All of the descriptions above are familiar to me. I grew up within the typical Caribbean household, I attended the typical Caribbean school and for approximately 2 weeks I worked for the typical Caribbean boss. It therefore should not be a surprise if I share with you that my understanding of the concept of leadership was one rooted in authoritarianism.
I’d be lying if I said that I NEVER saw authoritarianism work well but I’d also be lying if I did not say that I immensely disliked the idea of someone imposing his/her will and ideas of what he/she thought was right on others.
I first realized the limitations of authoritarianism when I became subject to it. I absolutely disliked someone shutting down my ideas and forcefully ensuring that I did what they wanted me to do even if I didn’t want to; even if I thought that there was a better way. I decided that if it wasn’t good for the goose that it also wasn’t good for the gander and so I decided that I wanted to recalibrate my leadership style.
Because of previous experiences I purposed within my self that anytime I was given the opportunity to lead that my main focus would not be to get my team to do what I want. I would cease employment of the “because I said so” style and I would use my authority to spurn change more than I would use it to gain my personal goals. My focus would be to see us grow and develop as a unit.
I found that I was able to achieve this by serving the members on my team.
I took time to find out their personal goals, dreams and aspirations. I listened to their ideas of what they felt we could do to impact not just our lives but our families, communities, our country, the Caribbean at large and the world. In turn I shared my ideas about how I felt we could accomplish these things.
This put me in a position where I was able to craft a collective vision; something which served the wishes and vision of everyone on the team. This in turn allowed me to map a path to get to a destination that everyone was dedicated to getting to. It also allowed me to be able to find the right rewards and motivation for each team member.
I found that people are more likely to go the extra mile for you if they sense that you want to see them grow and develop as compared to if they feel like you only see them as a means to achieve your goals. I found that people were more willing to work towards accomplishing certain goals if they saw these goals as their goals as compared to their company or boss’s goals.
Servant leadership is not about relinquishing authority in as much as it is about using authority to serve others. It is about using authority to help someone on your team attain their personal and professional goals. It is about using authority to help someone on your team to grow and develop. For example authority may give you decision making power over how money within your company is spent. You may choose to allocate some of this money towards a training program that will help better a team member’s craft.
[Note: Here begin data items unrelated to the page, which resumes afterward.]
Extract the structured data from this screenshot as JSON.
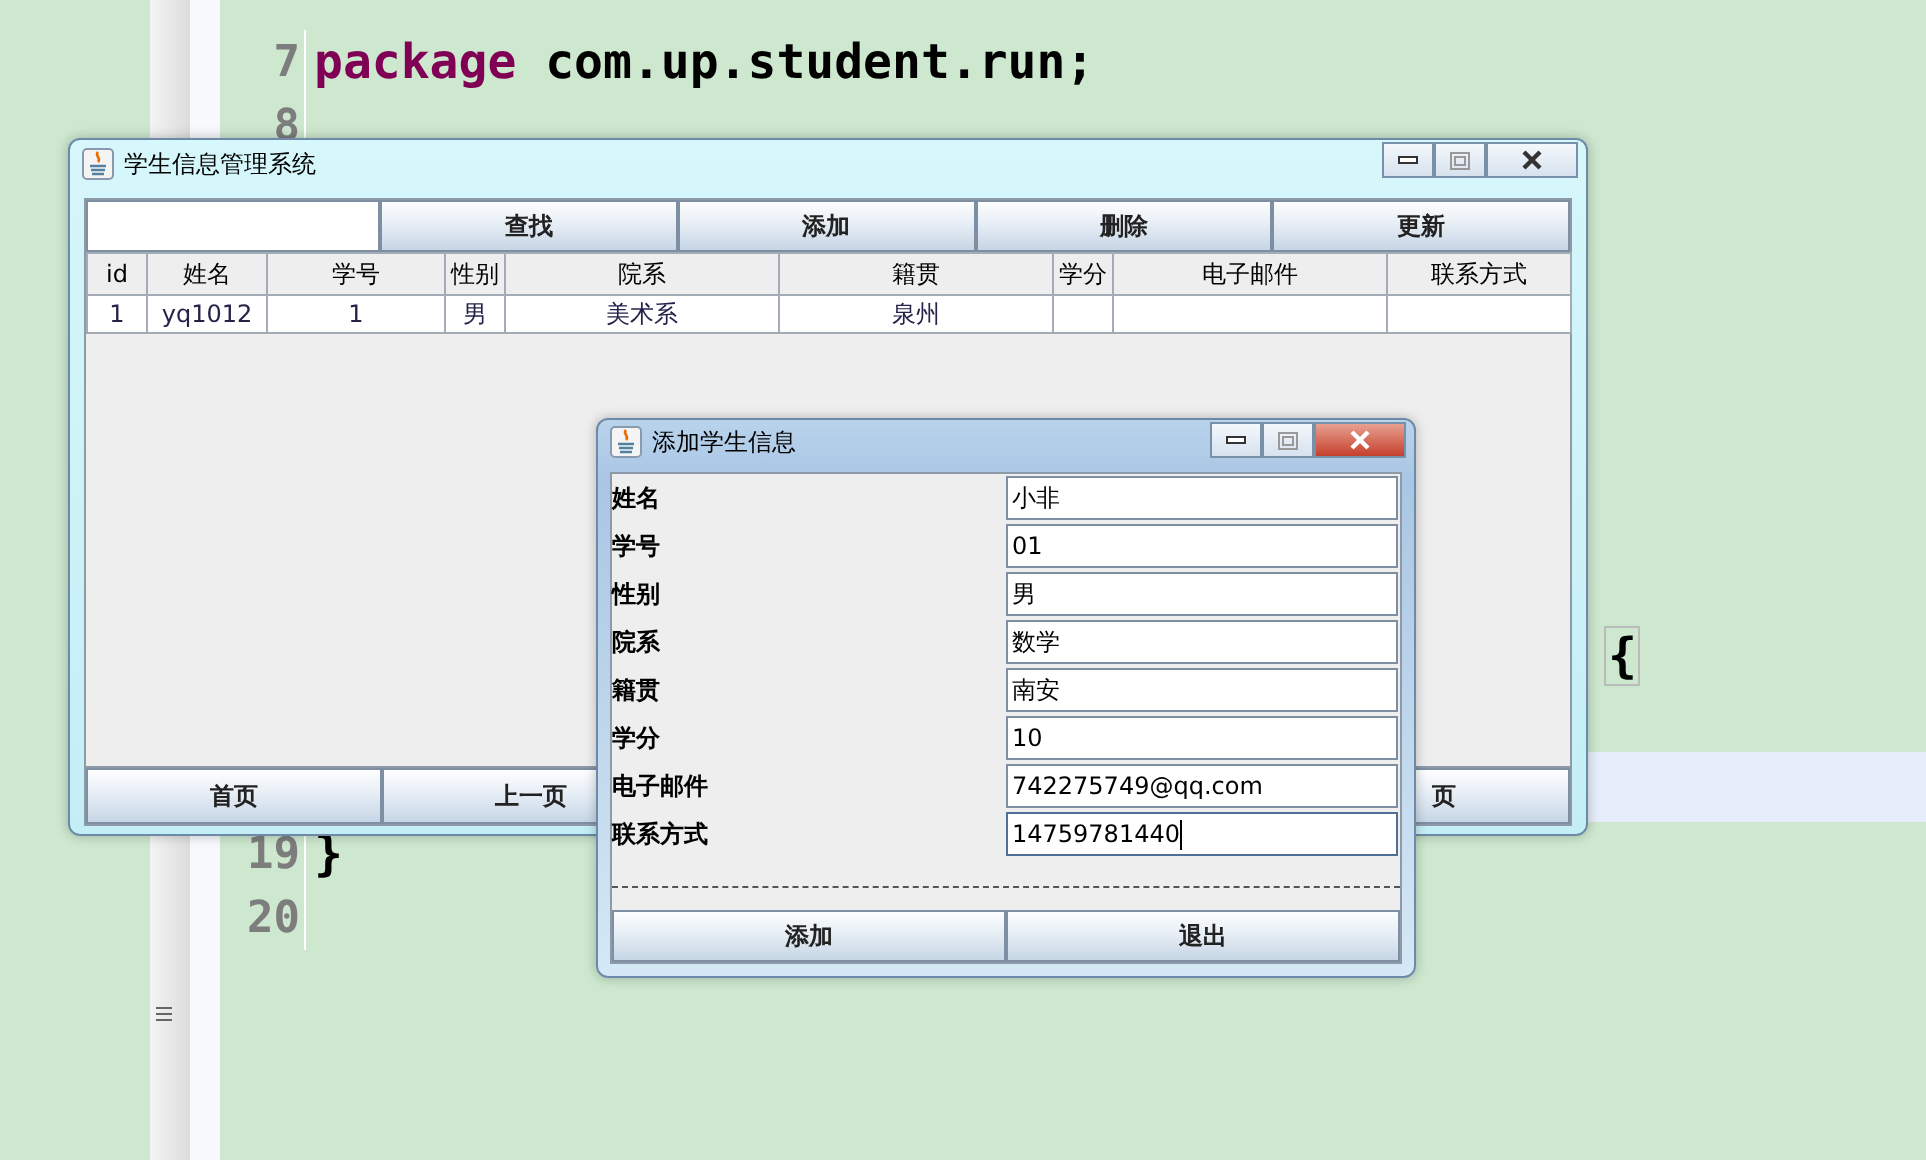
{
  "editor": {
    "lines": [
      {
        "kind": "code",
        "number": "7",
        "keyword": "package",
        "code": "com.up.student.run;",
        "current": false
      },
      {
        "kind": "code",
        "number": "8",
        "current": false
      },
      {
        "kind": "covered",
        "code": "{",
        "current": false
      },
      {
        "kind": "covered",
        "current": true
      },
      {
        "kind": "code",
        "number": "19",
        "code": "}",
        "current": false
      },
      {
        "kind": "code",
        "number": "20",
        "current": false
      }
    ]
  },
  "main_window": {
    "title": "学生信息管理系统",
    "toolbar_buttons": [
      "查找",
      "添加",
      "删除",
      "更新"
    ],
    "table": {
      "columns": [
        "id",
        "姓名",
        "学号",
        "性别",
        "院系",
        "籍贯",
        "学分",
        "电子邮件",
        "联系方式"
      ],
      "rows": [
        [
          "1",
          "yq1012",
          "1",
          "男",
          "美术系",
          "泉州",
          "",
          "",
          ""
        ]
      ]
    },
    "nav_buttons": [
      "首页",
      "上一页",
      "页"
    ]
  },
  "dialog": {
    "title": "添加学生信息",
    "fields": [
      {
        "label": "姓名",
        "value": "小非",
        "focused": false
      },
      {
        "label": "学号",
        "value": "01",
        "focused": false
      },
      {
        "label": "性别",
        "value": "男",
        "focused": false
      },
      {
        "label": "院系",
        "value": "数学",
        "focused": false
      },
      {
        "label": "籍贯",
        "value": "南安",
        "focused": false
      },
      {
        "label": "学分",
        "value": "10",
        "focused": false
      },
      {
        "label": "电子邮件",
        "value": "742275749@qq.com",
        "focused": false
      },
      {
        "label": "联系方式",
        "value": "14759781440",
        "focused": true
      }
    ],
    "buttons": [
      "添加",
      "退出"
    ]
  }
}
When Caribbean history is examined it is glaringly apparent why we do not instinctively associate leadership with serving. To serve meant that one was inferior. To serve meant that someone’s child had more opportunities than yours. To serve meant abused indentureship. To serve meant slavery.
Because of these events in history it may be a matter of difficulty for the progenitors of African slaves and indentured servants who have worked their way up the social ladder to once again consider finding themselves in a place of service in the stead of the control and the power that they were cultured to believe that leadership would lend to them. However, the true power of leadership will only manifest when we understand that REAL Leaders Serve.